Once I subscribed to the New Yorker.  I thought it would be fun to get a literary magazine, but I found that I didn’t read it that often.  The O Magazine is one that I’ve stuck with – and now have a rule that I won’t subscribe to any others because I don’t have time for any others.  Now that the subscriptions to those crazy magazines are starting to expire my paper clutter will also diminish a bit, right?

I used to love reading Cricket when I was younger – about 12.  I still like to go and look at them in our elementary library and I always encourage kids to check them out.  They are “literary,” too, so not interesting to many.  Just story geeks.

Are there magazines that you are a faithful reader of?  How do you read them – cover to cover or by looking at the table of contents for what interests you?  What do you do with them when you’re done?  What’s the craziest magazine subscription you’ve had?  Or one that you wish you were brave enough to get?

Well, off to read!


Summer Reads

I’ve been bad at this blogging this summer!  But I guess from what I read on the blogs I follow, it isn’t too unusual to take a blog vacation.  I just haven’t been blogging that long to take a vacation from it!  Oops.  Oh well.  Here we go!

I had to check out my goodreads list to see which books I’ve read since I last blogged.  It’s been quite a few:  “Firefly Lane” (Kristin Hannah), “The Beach House” (Jane Green), “Love Walked In” and “Belong to Me” (Marissa de los Santos), “The Other Woman” (Jane Green), “The Girl Who Played with Fire” (Stieg Larsson), “Best Friends Forever” (Jennifer Weiner), and “The Stormchasers” (Jenna Blum).  I just started “Other People’s Weddings” yesterday.

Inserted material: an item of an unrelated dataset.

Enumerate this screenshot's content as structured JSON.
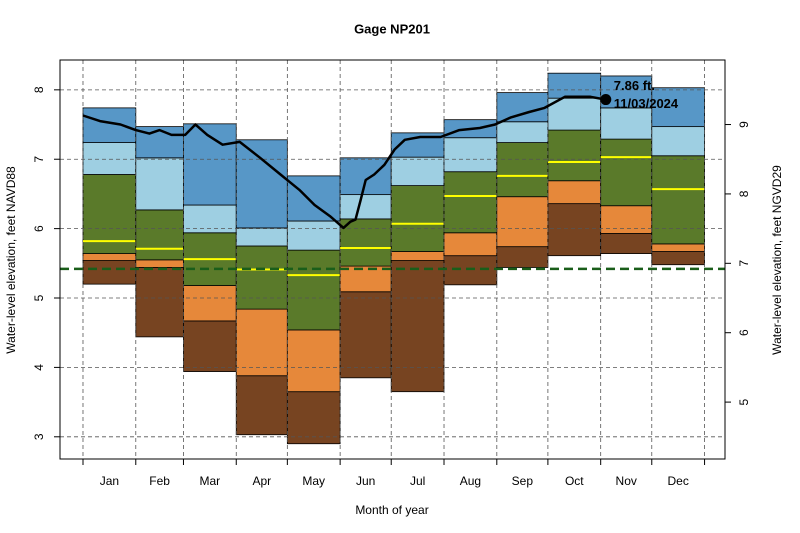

So.  I liked “Firefly Lane” better than “Best Friends Forever,” and for some reason they felt similar to me.  Best friends.  Different family backgrounds.  Estrangement.  Kids to grown-ups.  I also thought that the “mystery” feel in “BFF” was very hokey, especially after reading Millennium #2.

I liked “Love Walked In” better than “Belong To Me,” although I loved them both.  I loved the character and the writing style.  I was glad that there was another book about the main character in “Love Walked In” because I wanted to keep getting to know her.  They were great reads.

I liked “The Beach House” better than “The Other Woman.”  They were very different books by Jane Green – one about an eccentric woman who takes in boarders to help maintain her life on Cape Cod and the other about the contentious relationship a woman has with her mother-in-law.  I thought the daughter-in-law was pretty uptight and ridiculous a lot of the time, although I did have some empathy for her.  I wouldn’t want to deal with a MIL like that, but it was a little crazy.

I really liked “The Stormchasers,” and can’t wait to discuss it in book club with others who have read it!  I don’t want to give any spoilers so am not going to talk about it much here.  Read on!

After I read “Other People’s Weddings” I hope I can pick up that Pat Conroy book I got in the mail – “South of Broad.”  Seems like a summer read, so I’ll hopefully dive into that.  Still  have quite a pile TBR by the bed!  I bought “Eats Shoots and Leaves” at a used book sale and can’t wait to pick that up, either.

So what about you???  What have you been reading and what are your thoughts about the books you’ve been reading this summer?

Can’t wait to hear!

And now, off to read before company comes!